By claiming they will at some point capture massive amounts of carbon dioxide, though, companies like ADNOC and ExxonMobil can sell world leaders on the comforting idea that not much has to change. Unfortunately, the climate models compiled by the Intergovernmental Panel on Climate Change have helped fossil fuel execs make that case. The reports forecast that carbon-capture technologies by midcentury will be able to produce so-called “negative emissions,” drawing down more greenhouse gases than are being emitted worldwide. As Oxy CEO Vicky Hollub has said, capturing carbon “is going to be the technology that helps to preserve our industry,” granting it “a license to continue to operate for … 60, 70, 80 years.” Hollub was part of the UAE’s delegation to COP27. That all of this is hypothetical—while the risks of being wrong are astronomical—doesn’t seem to bother decision-makers much.
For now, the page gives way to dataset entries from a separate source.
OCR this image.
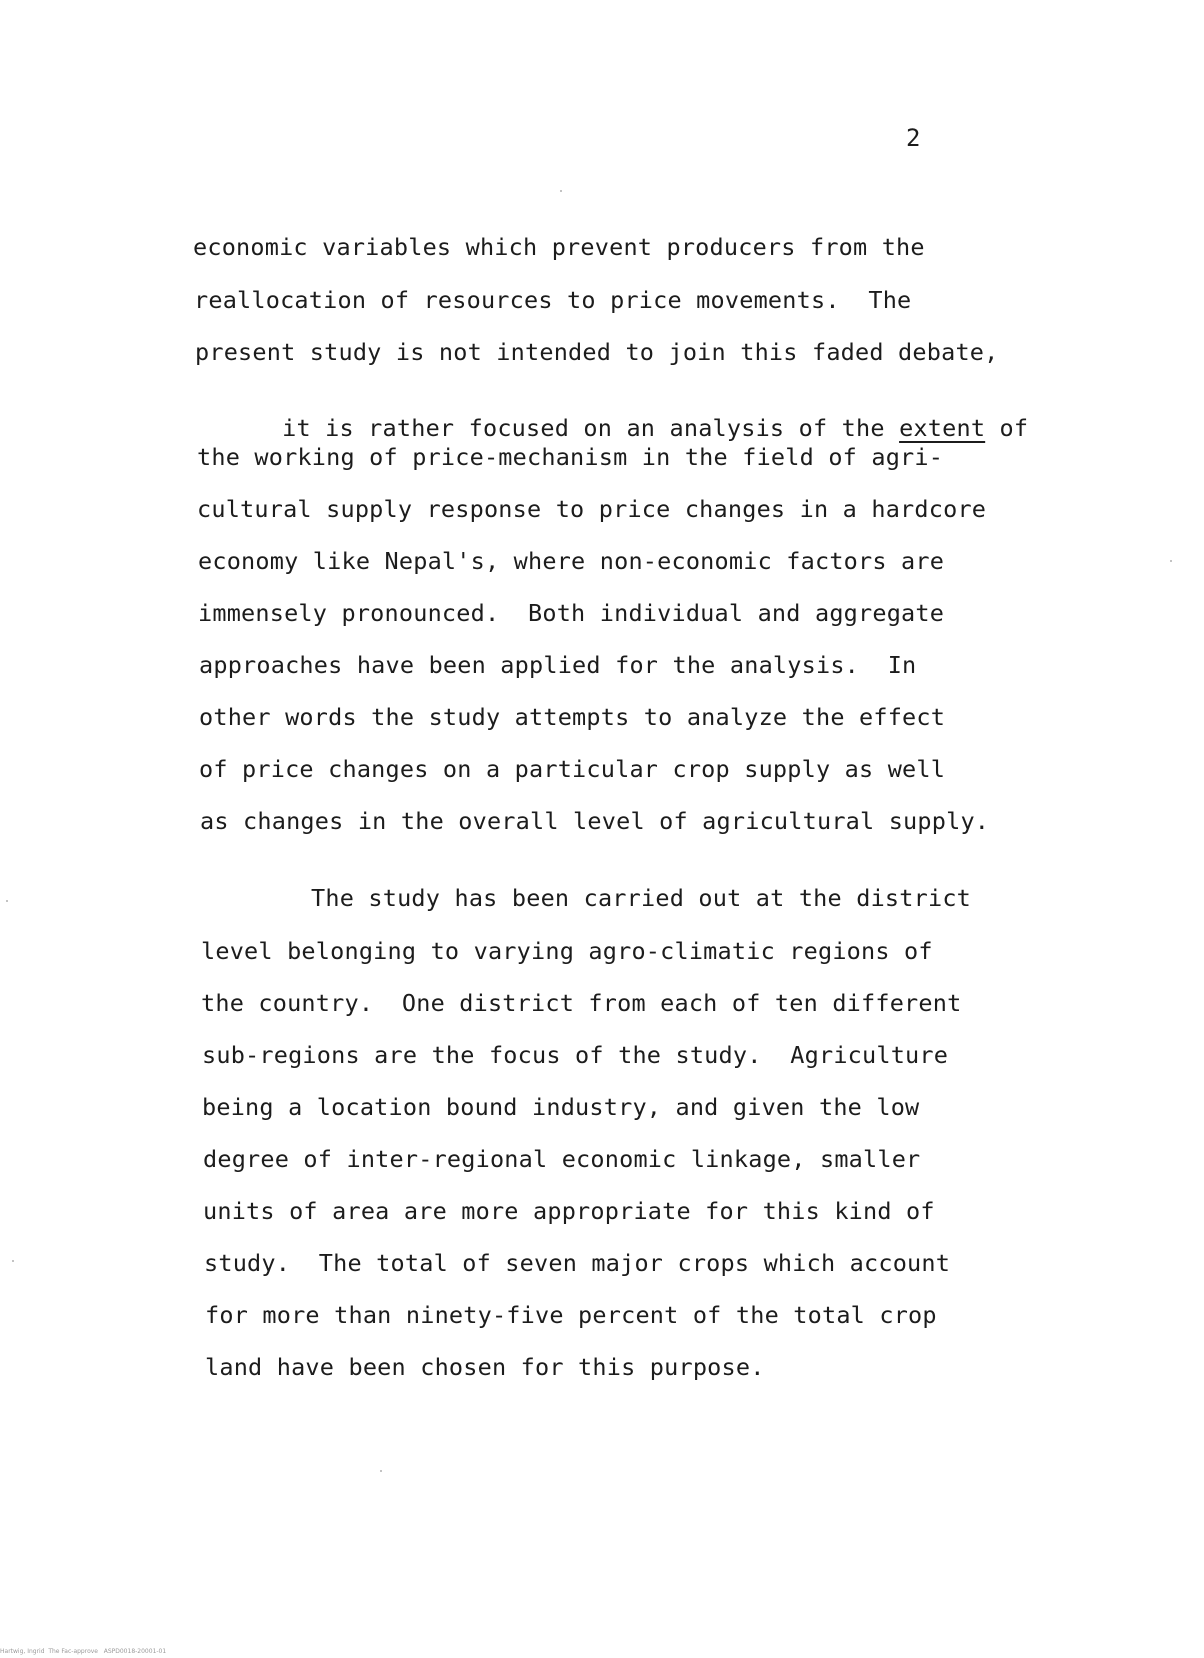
2
economic variables which prevent producers from the
reallocation of resources to price movements.  The
present study is not intended to join this faded debate,

it is rather focused on an analysis of the extent of

the working of price-mechanism in the field of agri-
cultural supply response to price changes in a hardcore
economy like Nepal's, where non-economic factors are
immensely pronounced.  Both individual and aggregate
approaches have been applied for the analysis.  In
other words the study attempts to analyze the effect
of price changes on a particular crop supply as well
as changes in the overall level of agricultural supply.
The study has been carried out at the district
level belonging to varying agro-climatic regions of
the country.  One district from each of ten different
sub-regions are the focus of the study.  Agriculture
being a location bound industry, and given the low
degree of inter-regional economic linkage, smaller
units of area are more appropriate for this kind of
study.  The total of seven major crops which account
for more than ninety-five percent of the total crop
land have been chosen for this purpose.
Hartwig, Ingrid  The Fac-approve   ASPD0018-20001-01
UNEP announced in another report this week that the world is on track to warm by three degrees Celsius by the end of this century. Existing national pledges to reduce emissions, meanwhile, would only reduce emissions by 2 percent below 2019 levels, even in the unlikely event that all of those pledges are fully implemented. That’d mean a world on track to warm by between 2.5 and 2.9 degrees Celsius by 2100. Even two degrees of warming, researchers emphasize, could be catastrophic.
As climate goals grow more remote—and the case against fossil fuels more clear—companies competing with one another to sell the last barrel of oil can be expected to place ever more emphasis on fledgling technologies to deliver increasingly fantastical results. The biggest win for CEOs won’t be getting more of their employees into U.N. climate talks but convincing governments to adopt industry talking points as their own.